Reduction in tax and NICs for the lower-paid
- With effect from 6 April 2011, the income tax personal allowance for those aged under 65 will increase by £1,000 to £7,475.
- Higher rate taxpayers will not benefit from the increase which will be achieved by lowering the threshold above which higher rate tax is paid. The exact figure will be announced in the autumn and will be frozen in 2012-13.
- For NIC's, the increase of £570 in the primary (employee) threshold (announced in the March 2010 Budget) will take effect from 6 April 2011. At the same time the increases of 1% in employee contributions (from 11% to 12%) and in employer contributions (from 12.8% to 13.8%) will also take effect.
- The secondary (employer) threshold will be increased by £21 above the RPI, also from 6 April 2011. At the same time, the upper earnings limit will be reduced to align it with the higher rate threshold.
Indexing of benefits
- The Chancellor announced that, with the exception of the state pension and pension credit, benefits will be linked to the Consumer Prices Index ('CPI') rather than the RPI with effect from April 2011. It is anticipated that, for example, sick pay and maternity pay will be covered.
- PAYE, workplace canteens and employer-supported childcare
- A commitment to explore ways of improving the PAYE system.

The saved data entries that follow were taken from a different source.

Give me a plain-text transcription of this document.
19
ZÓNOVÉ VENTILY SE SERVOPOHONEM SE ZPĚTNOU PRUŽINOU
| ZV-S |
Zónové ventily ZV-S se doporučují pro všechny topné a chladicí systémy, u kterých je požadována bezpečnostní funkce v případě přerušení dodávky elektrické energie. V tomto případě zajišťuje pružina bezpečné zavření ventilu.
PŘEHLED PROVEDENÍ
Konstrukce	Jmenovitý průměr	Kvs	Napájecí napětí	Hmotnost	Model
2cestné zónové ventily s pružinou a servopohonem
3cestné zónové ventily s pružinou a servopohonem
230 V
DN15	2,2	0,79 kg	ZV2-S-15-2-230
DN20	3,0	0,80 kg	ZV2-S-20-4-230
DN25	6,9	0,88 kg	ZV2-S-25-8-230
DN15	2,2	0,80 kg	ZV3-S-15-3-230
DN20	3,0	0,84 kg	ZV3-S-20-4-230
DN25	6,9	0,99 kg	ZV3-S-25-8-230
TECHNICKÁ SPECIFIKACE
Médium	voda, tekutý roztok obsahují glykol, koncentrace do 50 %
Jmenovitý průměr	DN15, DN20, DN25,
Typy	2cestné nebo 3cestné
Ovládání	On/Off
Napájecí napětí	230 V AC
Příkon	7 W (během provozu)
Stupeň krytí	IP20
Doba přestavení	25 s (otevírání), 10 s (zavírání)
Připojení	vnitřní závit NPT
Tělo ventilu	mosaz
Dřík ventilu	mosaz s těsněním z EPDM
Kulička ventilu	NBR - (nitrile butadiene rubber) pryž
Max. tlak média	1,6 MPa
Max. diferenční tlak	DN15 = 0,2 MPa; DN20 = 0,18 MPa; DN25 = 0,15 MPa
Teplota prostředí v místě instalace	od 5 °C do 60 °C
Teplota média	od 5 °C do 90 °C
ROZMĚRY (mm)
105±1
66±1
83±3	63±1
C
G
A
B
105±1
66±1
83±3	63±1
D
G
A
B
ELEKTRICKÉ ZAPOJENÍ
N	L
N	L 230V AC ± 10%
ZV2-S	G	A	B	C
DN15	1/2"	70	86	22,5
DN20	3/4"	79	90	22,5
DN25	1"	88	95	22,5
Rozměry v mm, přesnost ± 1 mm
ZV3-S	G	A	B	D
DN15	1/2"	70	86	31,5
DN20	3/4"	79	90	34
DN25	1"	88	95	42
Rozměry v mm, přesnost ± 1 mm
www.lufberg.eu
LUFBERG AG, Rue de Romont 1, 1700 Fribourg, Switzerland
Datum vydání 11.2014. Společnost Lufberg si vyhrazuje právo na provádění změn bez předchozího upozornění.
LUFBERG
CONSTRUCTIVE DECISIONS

The first step will be consultation on ways of capturing more frequent or even real-time PAYE data.
- A consultation on introducing powers for HMRC to require financial security where PAYE and NICs are at serious risk of non-payment.
- Legislation introduced in the Finance Act 2010 (restricting tax breaks for workplace canteens) will take effect from April 2011.
- Confirmation of changes to employer-supported childcare, including nursery vouchers and the restriction of the tax benefits for higher and additional rate taxpayers, for new joiners to a scheme from 6 April 2011.
Regional employer NICs holiday for new businesses
- The Government will shortly announce details of a scheme to promote the creation of new businesses in areas most reliant on public sector employment (Scotland, Wales, Northern Ireland, the North East, Yorkshire and the Humber, the North West, the East Midlands, the West Midlands and the South West). During a three-year period, new businesses in these areas will be exempt from the first £5,000 of Class 1 employer NICs due in the first 12 months of employment. This will apply for the first ten employees hired in the first year of business. Subject to meeting the necessary legal requirements, the scheme is intended to start on 6 September 2010 but this is to be confirmed.
- 50% income tax rate to remain in place for time being
- The 50% additional income tax rate will remain in place for the time being. The rate took effect on 6 April 2010 and applies to income over £150,000.
Restricting pensions tax relief
- Following lobbying the Government has resolved to overhaul the previous Government's plans for restricting pensions tax relief for high earners, which were due to be implemented from 6 April 2011. The measures will be repealed in regulations enacted under the forthcoming Finance Bill. The repeal will only take effect once the Government has decided on a replacement approach.
Next steps
The Government has published a Finance Bill containing the legislation that will enact its "key priorities". That Bill is expected to get Royal Assent before the summer parliamentary recess. Further details can be obtained here.
A further Finance Bill will be introduced after the summer recess to legislate previously announced and Coalition Government adopted tax measures. This is expected to be published in draft sometime this month.